Leigh Stein’s “The Empty Religions of Instagram,” appearing in The New York Times, identifies a multi-layered problem. This past year we’ve experienced isolation due to the pandemic, we’re addicted to our phones, and we long for connection, meaning, and transcendence. It turns out we are human after all.
But many millennials and Gen-Zers are not affiliated with a religious tradition. Emerging generations either did not receive formation in a religious tradition or have disaffiliated with the tradition of their youth for various reasons. Ms. Stein is one of those millennials. She substituted political activism for a stretch. Social media has been an outlet.
But both have come up short. Ms. Stein writes:
I have hardly prayed to God since I was a teenager, but the pandemic has cracked open inside me a profound yearning for reverence, humility and awe. I have an overdraft on my outrage account. I want moral authority from someone who isn’t shilling a memoir or calling out her enemies on social media for clout.
Left-wing secular millennials may follow politics devoutly. But the women we’ve chosen as our moral leaders aren’t challenging us to ask the fundamental questions that leaders of faith have been wrestling with for thousands of years: Why are we here? Why do we suffer? What should we believe in beyond the limits of our puny selfhood?
The whole economy of Instagram is based on our thinking about our selves, posting about our selves, working on our selves.
Her perspective turns following a conversation with a person of an older generation:
My mom is an influencer in the old-school sense — at 72, she still works full time as a psychotherapist, she’s a lay minister at her church, and she fills her free time with volunteer work. Her sermons are a combination of therapeutic tips, references to current events, and lessons from scripture about having compassion for the other even during times of intense polarization.

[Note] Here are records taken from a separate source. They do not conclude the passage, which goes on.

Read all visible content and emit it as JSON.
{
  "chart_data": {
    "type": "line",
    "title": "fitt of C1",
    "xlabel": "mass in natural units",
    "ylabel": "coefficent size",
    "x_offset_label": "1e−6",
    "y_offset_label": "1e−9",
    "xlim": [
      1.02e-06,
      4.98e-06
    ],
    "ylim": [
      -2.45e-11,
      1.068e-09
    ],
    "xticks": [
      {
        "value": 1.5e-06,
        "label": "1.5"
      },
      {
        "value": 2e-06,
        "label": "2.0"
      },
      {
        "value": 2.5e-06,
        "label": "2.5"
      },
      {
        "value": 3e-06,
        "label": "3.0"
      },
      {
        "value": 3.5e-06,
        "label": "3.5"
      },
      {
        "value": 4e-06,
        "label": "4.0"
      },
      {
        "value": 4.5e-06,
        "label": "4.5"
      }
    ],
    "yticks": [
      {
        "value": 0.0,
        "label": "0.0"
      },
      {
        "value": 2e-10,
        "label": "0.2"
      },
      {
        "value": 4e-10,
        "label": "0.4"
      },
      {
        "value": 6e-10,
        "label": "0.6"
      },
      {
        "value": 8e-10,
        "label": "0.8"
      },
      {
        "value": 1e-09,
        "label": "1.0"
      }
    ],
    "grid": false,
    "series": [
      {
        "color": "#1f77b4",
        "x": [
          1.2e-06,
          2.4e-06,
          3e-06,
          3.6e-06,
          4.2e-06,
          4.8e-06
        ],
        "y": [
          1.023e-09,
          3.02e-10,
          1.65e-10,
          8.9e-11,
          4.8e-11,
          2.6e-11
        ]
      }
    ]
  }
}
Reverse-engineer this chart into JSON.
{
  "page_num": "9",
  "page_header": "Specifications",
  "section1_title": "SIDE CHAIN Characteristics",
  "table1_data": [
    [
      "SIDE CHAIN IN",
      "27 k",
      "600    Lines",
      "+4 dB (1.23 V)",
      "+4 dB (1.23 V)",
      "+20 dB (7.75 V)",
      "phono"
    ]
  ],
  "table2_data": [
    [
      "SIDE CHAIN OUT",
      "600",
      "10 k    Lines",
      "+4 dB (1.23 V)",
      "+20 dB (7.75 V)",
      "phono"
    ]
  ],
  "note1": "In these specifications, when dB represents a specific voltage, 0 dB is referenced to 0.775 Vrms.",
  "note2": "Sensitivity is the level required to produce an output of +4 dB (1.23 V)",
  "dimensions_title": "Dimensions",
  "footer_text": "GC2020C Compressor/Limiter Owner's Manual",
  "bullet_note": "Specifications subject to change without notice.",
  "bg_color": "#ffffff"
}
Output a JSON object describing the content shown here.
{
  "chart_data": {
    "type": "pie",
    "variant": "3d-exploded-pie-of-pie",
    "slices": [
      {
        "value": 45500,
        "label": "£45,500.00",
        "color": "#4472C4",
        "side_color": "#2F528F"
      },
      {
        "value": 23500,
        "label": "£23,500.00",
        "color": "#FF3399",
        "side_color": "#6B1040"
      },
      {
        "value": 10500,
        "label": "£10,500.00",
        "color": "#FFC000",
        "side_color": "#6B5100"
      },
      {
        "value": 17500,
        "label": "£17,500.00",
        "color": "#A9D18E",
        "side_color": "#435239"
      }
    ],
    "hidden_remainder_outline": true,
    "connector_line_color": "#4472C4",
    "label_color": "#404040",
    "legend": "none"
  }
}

I told her that I find myself craving role models my age who are not only righteous crusaders, but also humble and merciful, and that I’m not finding them where I live (online). Referring to the influencers who have filled the void religious faith has left for people like me, she said, “They might inspire you to live your best life but not make the best use of your life.”
And her conclusion is an outright stunner:
There is a chasm between the vast scope of our needs and what influencers can provide. We’re looking for guidance in the wrong places. Instead of helping us to engage with our most important questions, our screens might be distracting us from them. Maybe we actually need to go to something like church?
Contrary to what you might have seen on Instagram, our purpose is not to optimize our one wild and precious life. It’s time to search for meaning beyond the electric church that keeps us addicted to our phones and alienated from our closest kin.
But where will she, and others like her, ultimately land?